Strategy
03/26/2018

Successful Change: Managing Human Capital Risk During Implementation


risk-3-26-18.pngMany financial services companies are in the process of implementing significant change initiatives or poised on the brink of doing so. As discussed in our previous article, many such efforts fail to meet expectations because leadership has underestimated the human capital risks that threaten strategy execution. But effective implementations can mitigate critical people-related risks while building employee understanding, commitment and resiliency.

The Typical Transition From the Past to the Future
Regardless of the type of change—for example, a consolidation, acquisition or new business model—employees must go through a process of transition. A transition that is smooth reduces the depth and duration of lost productivity, as well as unwanted turnover, and expands the organization’s capacity for future changes.

Employees often initially focus on change as an ending to what they know as familiar, which can foster uncertainty and negative attitudes, such as assuming the change won’t work. Leadership must help employees move first to a mindset that is more neutral and accepting, so employees are willing to give the change a try. From there, management can help employees begin to see the change as a new beginning and understand that the new organization can do better or more.

With most change initiatives, almost every employee is affected to some degree. Employees might need to adapt to a new technology system or move to a different facility. They could find themselves in a much larger department or with a different level of authority. Some of the changes in employees’ individual experiences will play a greater role in the potential for project success than others and therefore warrant greater change management attention.
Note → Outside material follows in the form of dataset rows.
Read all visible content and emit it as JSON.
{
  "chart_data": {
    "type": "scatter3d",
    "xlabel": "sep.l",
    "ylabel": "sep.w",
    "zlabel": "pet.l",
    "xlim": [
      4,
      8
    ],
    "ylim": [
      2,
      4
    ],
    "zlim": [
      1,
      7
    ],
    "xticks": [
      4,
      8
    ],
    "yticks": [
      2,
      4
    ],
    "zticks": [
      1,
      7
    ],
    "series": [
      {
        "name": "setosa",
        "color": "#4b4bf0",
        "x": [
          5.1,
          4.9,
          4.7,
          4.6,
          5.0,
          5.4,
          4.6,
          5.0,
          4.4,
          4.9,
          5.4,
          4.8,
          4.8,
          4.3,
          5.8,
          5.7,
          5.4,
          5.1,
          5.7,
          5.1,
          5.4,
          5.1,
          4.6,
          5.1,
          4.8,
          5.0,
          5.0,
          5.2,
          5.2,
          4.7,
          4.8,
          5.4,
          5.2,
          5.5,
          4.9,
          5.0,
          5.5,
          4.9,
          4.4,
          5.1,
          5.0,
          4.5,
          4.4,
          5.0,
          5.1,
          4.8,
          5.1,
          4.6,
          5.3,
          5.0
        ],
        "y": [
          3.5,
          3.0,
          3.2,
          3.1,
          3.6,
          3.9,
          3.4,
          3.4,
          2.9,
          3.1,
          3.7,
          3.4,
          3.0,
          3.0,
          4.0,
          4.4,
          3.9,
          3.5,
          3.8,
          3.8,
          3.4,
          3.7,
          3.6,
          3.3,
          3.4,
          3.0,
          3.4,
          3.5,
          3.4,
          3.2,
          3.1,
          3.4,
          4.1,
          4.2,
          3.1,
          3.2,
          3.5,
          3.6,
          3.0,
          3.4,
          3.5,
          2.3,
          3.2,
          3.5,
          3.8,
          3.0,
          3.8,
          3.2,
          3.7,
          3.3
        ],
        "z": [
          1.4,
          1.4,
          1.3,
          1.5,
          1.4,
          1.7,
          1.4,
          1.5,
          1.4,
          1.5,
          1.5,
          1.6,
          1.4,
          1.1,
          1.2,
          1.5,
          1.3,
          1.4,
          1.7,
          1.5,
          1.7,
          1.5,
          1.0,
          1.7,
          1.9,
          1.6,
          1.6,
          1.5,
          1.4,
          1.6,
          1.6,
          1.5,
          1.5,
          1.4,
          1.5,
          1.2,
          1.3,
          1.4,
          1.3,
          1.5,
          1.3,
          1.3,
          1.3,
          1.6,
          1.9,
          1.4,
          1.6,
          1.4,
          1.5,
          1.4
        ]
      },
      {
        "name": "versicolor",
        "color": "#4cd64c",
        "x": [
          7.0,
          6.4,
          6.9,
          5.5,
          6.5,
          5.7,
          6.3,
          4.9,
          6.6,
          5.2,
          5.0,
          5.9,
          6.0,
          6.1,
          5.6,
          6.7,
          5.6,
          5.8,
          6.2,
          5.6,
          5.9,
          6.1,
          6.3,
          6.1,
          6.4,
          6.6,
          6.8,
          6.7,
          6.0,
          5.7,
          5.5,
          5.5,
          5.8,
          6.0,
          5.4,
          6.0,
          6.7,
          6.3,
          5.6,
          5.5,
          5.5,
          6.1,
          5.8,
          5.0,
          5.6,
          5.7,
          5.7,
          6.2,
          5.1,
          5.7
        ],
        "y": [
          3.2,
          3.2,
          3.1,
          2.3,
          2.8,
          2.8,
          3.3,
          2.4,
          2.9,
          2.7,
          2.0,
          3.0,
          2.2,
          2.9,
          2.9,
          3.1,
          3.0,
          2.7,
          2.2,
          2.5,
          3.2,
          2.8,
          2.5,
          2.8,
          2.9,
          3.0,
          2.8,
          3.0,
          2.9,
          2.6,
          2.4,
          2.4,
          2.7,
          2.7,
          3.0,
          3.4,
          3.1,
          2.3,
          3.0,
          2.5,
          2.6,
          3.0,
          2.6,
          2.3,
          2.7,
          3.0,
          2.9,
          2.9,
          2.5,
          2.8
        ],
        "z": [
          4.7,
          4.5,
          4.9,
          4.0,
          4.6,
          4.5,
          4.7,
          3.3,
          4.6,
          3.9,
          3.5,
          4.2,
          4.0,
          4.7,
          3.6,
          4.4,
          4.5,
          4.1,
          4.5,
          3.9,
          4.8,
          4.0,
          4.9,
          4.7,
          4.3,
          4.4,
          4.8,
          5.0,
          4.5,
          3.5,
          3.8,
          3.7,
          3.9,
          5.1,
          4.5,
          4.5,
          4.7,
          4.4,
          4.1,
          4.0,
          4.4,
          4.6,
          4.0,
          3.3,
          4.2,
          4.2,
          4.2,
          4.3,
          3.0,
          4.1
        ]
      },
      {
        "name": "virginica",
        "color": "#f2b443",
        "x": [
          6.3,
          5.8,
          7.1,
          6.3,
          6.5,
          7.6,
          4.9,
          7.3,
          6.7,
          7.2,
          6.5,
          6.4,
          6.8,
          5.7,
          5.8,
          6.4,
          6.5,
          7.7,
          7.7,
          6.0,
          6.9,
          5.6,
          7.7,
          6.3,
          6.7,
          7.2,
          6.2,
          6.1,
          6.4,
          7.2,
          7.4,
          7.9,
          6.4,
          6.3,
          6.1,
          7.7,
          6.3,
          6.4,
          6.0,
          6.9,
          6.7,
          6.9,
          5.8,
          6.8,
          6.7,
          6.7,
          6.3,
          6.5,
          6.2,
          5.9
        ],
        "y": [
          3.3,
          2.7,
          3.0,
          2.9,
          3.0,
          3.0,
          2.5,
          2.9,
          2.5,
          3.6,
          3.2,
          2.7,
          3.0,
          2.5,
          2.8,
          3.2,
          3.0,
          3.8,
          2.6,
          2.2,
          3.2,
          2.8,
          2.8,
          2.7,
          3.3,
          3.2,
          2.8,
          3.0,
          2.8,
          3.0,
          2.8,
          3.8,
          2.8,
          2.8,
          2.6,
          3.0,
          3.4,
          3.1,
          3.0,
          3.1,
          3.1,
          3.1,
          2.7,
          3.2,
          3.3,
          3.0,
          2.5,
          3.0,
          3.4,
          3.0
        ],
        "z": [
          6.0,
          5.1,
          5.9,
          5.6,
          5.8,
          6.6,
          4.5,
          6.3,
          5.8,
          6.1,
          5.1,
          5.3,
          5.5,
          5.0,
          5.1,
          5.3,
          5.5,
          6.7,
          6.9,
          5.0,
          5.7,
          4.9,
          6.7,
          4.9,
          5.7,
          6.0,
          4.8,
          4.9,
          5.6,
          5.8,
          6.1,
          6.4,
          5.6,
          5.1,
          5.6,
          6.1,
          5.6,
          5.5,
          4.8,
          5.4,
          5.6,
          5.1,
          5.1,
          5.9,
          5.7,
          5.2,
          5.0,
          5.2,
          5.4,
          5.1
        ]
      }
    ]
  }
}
For example, leadership could expend more energy dealing with how managers react to having their authority altered than on employees who merely need to learn new procedures for approvals.

Note that it is not only reductions in authority that require leadership attention. Managers in a smaller bank where the president made all of the salary and promotion decisions might find it difficult to adjust after being acquired by a larger institution where they are expected to be more actively involved in such matters.
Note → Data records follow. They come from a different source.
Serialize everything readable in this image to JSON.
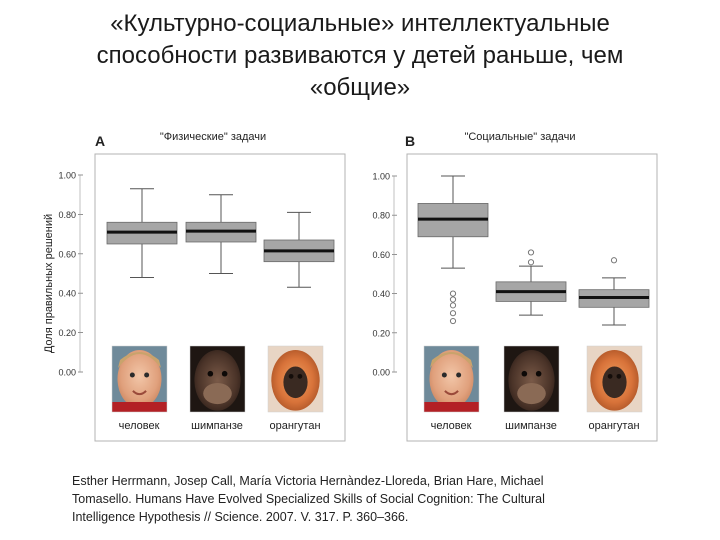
{
  "slide": {
    "title_lines": [
      "«Культурно-социальные» интеллектуальные",
      "способности развиваются у детей раньше, чем",
      "«общие»"
    ]
  },
  "chart_data": [
    {
      "type": "box",
      "panel_letter": "A",
      "title": "\"Физические\" задачи",
      "ylabel": "Доля правильных решений",
      "ylim": [
        0.0,
        1.0
      ],
      "yticks": [
        "0.00",
        "0.20",
        "0.40",
        "0.60",
        "0.80",
        "1.00"
      ],
      "categories": [
        "человек",
        "шимпанзе",
        "орангутан"
      ],
      "boxes": [
        {
          "min": 0.48,
          "q1": 0.65,
          "median": 0.71,
          "q3": 0.76,
          "max": 0.93,
          "outliers": []
        },
        {
          "min": 0.5,
          "q1": 0.66,
          "median": 0.715,
          "q3": 0.76,
          "max": 0.9,
          "outliers": []
        },
        {
          "min": 0.43,
          "q1": 0.56,
          "median": 0.615,
          "q3": 0.67,
          "max": 0.81,
          "outliers": []
        }
      ]
    },
    {
      "type": "box",
      "panel_letter": "B",
      "title": "\"Социальные\" задачи",
      "ylabel": "",
      "ylim": [
        0.0,
        1.0
      ],
      "yticks": [
        "0.00",
        "0.20",
        "0.40",
        "0.60",
        "0.80",
        "1.00"
      ],
      "categories": [
        "человек",
        "шимпанзе",
        "орангутан"
      ],
      "boxes": [
        {
          "min": 0.53,
          "q1": 0.69,
          "median": 0.78,
          "q3": 0.86,
          "max": 1.0,
          "outliers": [
            0.26,
            0.3,
            0.34,
            0.37,
            0.4
          ]
        },
        {
          "min": 0.29,
          "q1": 0.36,
          "median": 0.41,
          "q3": 0.46,
          "max": 0.54,
          "outliers": [
            0.56,
            0.61
          ]
        },
        {
          "min": 0.24,
          "q1": 0.33,
          "median": 0.38,
          "q3": 0.42,
          "max": 0.48,
          "outliers": [
            0.57
          ]
        }
      ]
    }
  ],
  "photos": [
    "child-face-photo",
    "chimpanzee-face-photo",
    "orangutan-face-photo"
  ],
  "colors": {
    "box_fill": "#a6a6a6",
    "median": "#111111",
    "whisker": "#555555",
    "frame": "#b3b3b3",
    "outlier": "#777777"
  },
  "citation_lines": [
    "Esther Herrmann, Josep Call, María Victoria Hernàndez-Lloreda, Brian Hare, Michael",
    "Tomasello. Humans Have Evolved Specialized Skills of Social Cognition: The Cultural",
    "Intelligence Hypothesis // Science. 2007. V. 317. P. 360–366."
  ]
}
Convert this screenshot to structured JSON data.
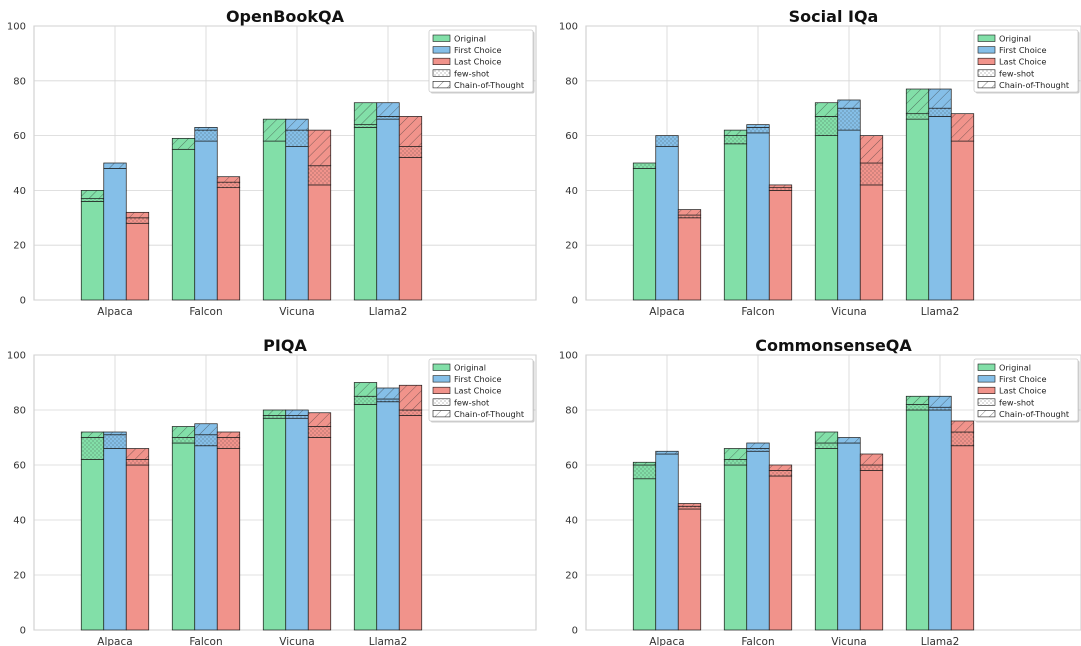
{
  "colors": {
    "original": "#82dfa8",
    "first_choice": "#85bfe8",
    "last_choice": "#f1938b",
    "original_dark": "#3fc472",
    "first_choice_dark": "#3a92d6",
    "last_choice_dark": "#e0574b",
    "grid": "#d6d6d6",
    "axes": "#c8c8c8"
  },
  "legend": {
    "items": [
      {
        "label": "Original",
        "kind": "color",
        "color_key": "original"
      },
      {
        "label": "First Choice",
        "kind": "color",
        "color_key": "first_choice"
      },
      {
        "label": "Last Choice",
        "kind": "color",
        "color_key": "last_choice"
      },
      {
        "label": "few-shot",
        "kind": "pattern",
        "pattern": "dots"
      },
      {
        "label": "Chain-of-Thought",
        "kind": "pattern",
        "pattern": "hatch"
      }
    ]
  },
  "chart_data": [
    {
      "type": "bar",
      "title": "OpenBookQA",
      "categories": [
        "Alpaca",
        "Falcon",
        "Vicuna",
        "Llama2"
      ],
      "ylim": [
        0,
        100
      ],
      "yticks": [
        0,
        20,
        40,
        60,
        80,
        100
      ],
      "grid": true,
      "legend_position": "top-right",
      "series": [
        {
          "name": "Original",
          "base": [
            36,
            55,
            58,
            63
          ],
          "few_shot": [
            37,
            55,
            58,
            64
          ],
          "chain_of_thought": [
            40,
            59,
            66,
            72
          ]
        },
        {
          "name": "First Choice",
          "base": [
            48,
            58,
            56,
            66
          ],
          "few_shot": [
            48,
            62,
            62,
            67
          ],
          "chain_of_thought": [
            50,
            63,
            66,
            72
          ]
        },
        {
          "name": "Last Choice",
          "base": [
            28,
            41,
            42,
            52
          ],
          "few_shot": [
            30,
            43,
            49,
            56
          ],
          "chain_of_thought": [
            32,
            45,
            62,
            67
          ]
        }
      ],
      "highlight": [
        [],
        [],
        [],
        []
      ]
    },
    {
      "type": "bar",
      "title": "Social IQa",
      "categories": [
        "Alpaca",
        "Falcon",
        "Vicuna",
        "Llama2"
      ],
      "ylim": [
        0,
        100
      ],
      "yticks": [
        0,
        20,
        40,
        60,
        80,
        100
      ],
      "grid": true,
      "legend_position": "top-right",
      "series": [
        {
          "name": "Original",
          "base": [
            48,
            57,
            60,
            66
          ],
          "few_shot": [
            50,
            60,
            67,
            68
          ],
          "chain_of_thought": [
            50,
            62,
            72,
            77
          ]
        },
        {
          "name": "First Choice",
          "base": [
            56,
            61,
            62,
            67
          ],
          "few_shot": [
            60,
            63,
            70,
            70
          ],
          "chain_of_thought": [
            60,
            64,
            73,
            77
          ]
        },
        {
          "name": "Last Choice",
          "base": [
            30,
            40,
            42,
            58
          ],
          "few_shot": [
            31,
            41,
            50,
            58
          ],
          "chain_of_thought": [
            33,
            42,
            60,
            68
          ]
        }
      ]
    },
    {
      "type": "bar",
      "title": "PIQA",
      "categories": [
        "Alpaca",
        "Falcon",
        "Vicuna",
        "Llama2"
      ],
      "ylim": [
        0,
        100
      ],
      "yticks": [
        0,
        20,
        40,
        60,
        80,
        100
      ],
      "grid": true,
      "legend_position": "top-right",
      "series": [
        {
          "name": "Original",
          "base": [
            62,
            68,
            77,
            82
          ],
          "few_shot": [
            70,
            70,
            78,
            85
          ],
          "chain_of_thought": [
            72,
            74,
            80,
            90
          ]
        },
        {
          "name": "First Choice",
          "base": [
            66,
            67,
            77,
            83
          ],
          "few_shot": [
            71,
            71,
            78,
            84
          ],
          "chain_of_thought": [
            72,
            75,
            80,
            88
          ]
        },
        {
          "name": "Last Choice",
          "base": [
            60,
            66,
            70,
            78
          ],
          "few_shot": [
            62,
            70,
            74,
            80
          ],
          "chain_of_thought": [
            66,
            72,
            79,
            89
          ]
        }
      ]
    },
    {
      "type": "bar",
      "title": "CommonsenseQA",
      "categories": [
        "Alpaca",
        "Falcon",
        "Vicuna",
        "Llama2"
      ],
      "ylim": [
        0,
        100
      ],
      "yticks": [
        0,
        20,
        40,
        60,
        80,
        100
      ],
      "grid": true,
      "legend_position": "top-right",
      "series": [
        {
          "name": "Original",
          "base": [
            55,
            60,
            66,
            80
          ],
          "few_shot": [
            60,
            62,
            68,
            82
          ],
          "chain_of_thought": [
            61,
            66,
            72,
            85
          ]
        },
        {
          "name": "First Choice",
          "base": [
            64,
            65,
            68,
            80
          ],
          "few_shot": [
            64,
            66,
            68,
            81
          ],
          "chain_of_thought": [
            65,
            68,
            70,
            85
          ]
        },
        {
          "name": "Last Choice",
          "base": [
            44,
            56,
            58,
            67
          ],
          "few_shot": [
            45,
            58,
            60,
            72
          ],
          "chain_of_thought": [
            46,
            60,
            64,
            76
          ]
        }
      ]
    }
  ]
}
Transition Monitoring and Management
Financial services companies should create a change effectiveness scorecard to evaluate the impact, readiness, adoption and benefits realization of each change initiative. Metrics might include the percentage of business results achieved, individual or department change readiness (at project launch and quarterly intervals going forward), training completion rate, key employee retention, client satisfaction, quality of production and employee engagement.

Employee engagement can be measured through responses to pulse surveys conducted on a regular basis to track and improve employee understanding of and buy-in on the change project. These short surveys ask respondents to rank from 1 to 5 the accuracy of statements such as:

  • I understand how this transformation can benefit our employees, customers and community.
  • I believe the communications I receive from the transformation team.
  • I feel that I have enough opportunities to learn about the transformation.
  • I know where to go when I have questions about the transformation process.

When it comes to change projects, individual leaders or employees typically fall into one of four categories based on their level of engagement, performance and impact on project success. Each category calls for different management strategies during project implementation:

  • Advocate (high impact, high engagement): Leadership should recognize and reward high-impact employees who are actively and vocally on board and performing well, and consider increasing their project responsibilities.
  • Supporter (low impact, high engagement): These employees demonstrate their high level of commitment to the project by effectively providing assistance or resources, even though they are not critical to satisfying high-impact project objectives. Leadership should consider increasing their project-related roles and responsibilities.
  • Laggard (high impact, low engagement): These individuals have a low level of commitment to the project—even if they are performing well—but are essential to meeting the project objectives. Leadership should address their low engagement in hopes of moving them to advocate status. For example, the management team could consider demonstrating what’s in it for the employee if the project succeeds. If that effort fails, leadership should consider reassigning these employees from high-impact areas where they could negatively influence others and project success.
  • Bystander (low impact, low engagement): These individuals demonstrate a low commitment level, and their impact is not vital to meeting project objectives. Leadership might consider their potential for greater project impact and address reasons for low engagement.

The human capital risks associated with change initiatives could prove the difference between ultimate success or failure. Particularly when change affects customers, the employee experience has a direct effect on customer experience. By properly managing employees throughout the transition, bank leadership can help employees see change not as a negative ending, but as a positive beginning.